Rotating Now we need to rotate $Y$ in order to recover $X_0$, or more precisely something in the form diagonal matrix times $X_0$ (indeed, the present algorithm is not unique, there is no control on the amplitude of the estimated sources).

In the present case, the angle could be found easily, but in real life example $Y$ does not correspond to a rectangle. So the idea, and that's the key idea of this method, is to find the angle that correspond to "least Gaussian" signals. It relies on the Central Limit theorem: a linear combination of two independent random variables is more Gaussian than the random variables themselves.

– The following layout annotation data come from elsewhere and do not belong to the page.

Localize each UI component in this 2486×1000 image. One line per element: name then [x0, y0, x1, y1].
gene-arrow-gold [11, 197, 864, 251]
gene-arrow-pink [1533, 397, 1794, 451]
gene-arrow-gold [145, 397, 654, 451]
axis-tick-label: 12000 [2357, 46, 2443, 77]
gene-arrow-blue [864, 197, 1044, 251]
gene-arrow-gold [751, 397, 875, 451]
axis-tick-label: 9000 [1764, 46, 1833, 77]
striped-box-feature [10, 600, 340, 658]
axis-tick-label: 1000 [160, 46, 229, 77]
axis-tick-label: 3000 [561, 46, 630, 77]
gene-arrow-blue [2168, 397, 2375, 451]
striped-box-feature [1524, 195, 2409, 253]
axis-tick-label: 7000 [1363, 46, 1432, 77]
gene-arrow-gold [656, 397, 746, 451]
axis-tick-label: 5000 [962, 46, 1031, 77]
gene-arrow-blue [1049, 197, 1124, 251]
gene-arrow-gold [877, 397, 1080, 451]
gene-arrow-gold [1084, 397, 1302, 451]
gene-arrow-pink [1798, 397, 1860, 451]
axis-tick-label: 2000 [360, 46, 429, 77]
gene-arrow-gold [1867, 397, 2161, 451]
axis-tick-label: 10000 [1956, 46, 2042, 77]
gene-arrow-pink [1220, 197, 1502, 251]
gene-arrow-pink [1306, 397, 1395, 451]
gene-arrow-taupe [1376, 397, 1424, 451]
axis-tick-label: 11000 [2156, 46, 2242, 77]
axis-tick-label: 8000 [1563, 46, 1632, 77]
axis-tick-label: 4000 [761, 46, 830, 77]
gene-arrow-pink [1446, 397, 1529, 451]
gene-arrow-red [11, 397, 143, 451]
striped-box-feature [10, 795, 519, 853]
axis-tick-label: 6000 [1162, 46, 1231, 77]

This can be seen below: the linear combinations $X$ and $Y$ are closer to Gaussians than $X0$:

GraphicsGrid[Histogram /@ # & /@ {X0, X, Y}]


So now the question is how to measure "Gaussianity"? There are several techniques, some based on negentropy, some based on kurtosis. Kurtosis is the fourth moment, and is one measure of Gaussianity. A normal distribution has a kurtosis of 3, so we can define a cost function as:

J[theta_] = Kurtosis /@ (RotationMatrix[theta].Y) - 3 // Simplify


Then we maximize the non-Gaussianity to obtain $Z$, our estimation of $X_0$:

thetaOpt = theta /. Last@FindMaximum[Norm@J[theta], {theta, 1.2}]
Z = RotationMatrix[thetaOpt].Y;


The estimation of $A$ is:

Atilde = Inverse[RotationMatrix[thetaOpt].MatrixPower[Covariance[Transpose@X], -.5]


To check the results:

 Audio[#, SampleRate -> fs] & /@ # & /@ {X0, X, Z}


It's not perfect, but not too bad!

Other examples

You can try by mixing the instruments, as in Anton Antunov's answer:

tl = 3;
fs = 44000;
audio = Audio[#, SampleRate -> fs] & /@ {SoundNote["C", {0, tl},
"Piano", SoundVolume -> 1],
SoundNote["C", {0, tl}, "SynthVoice", SoundVolume -> 1]};
X0 = (AudioData /@ audio)[[All, 1]];
A = {{1.2, .6}, {.4, 1.1}};
X = A.X0;
Audio[#, SampleRate -> fs] & /@ X


The results is not too bad either, see the histograms (note that the mix, in the second line, is pretty close to a Gaussian!):

GraphicsGrid[Histogram[#, 100] & /@ # & /@ {X0, X, Z}]


You can also try this cost function:

J2[theta_] = With[{y = RotationMatrix[theta].Y},
1/12*Mean[#^3]^2 + 1/48*Kurtosis[#]^2 & /@ y] // Simplify


Unfortunately, this code yields very poor results on a more complex examples such as section 1.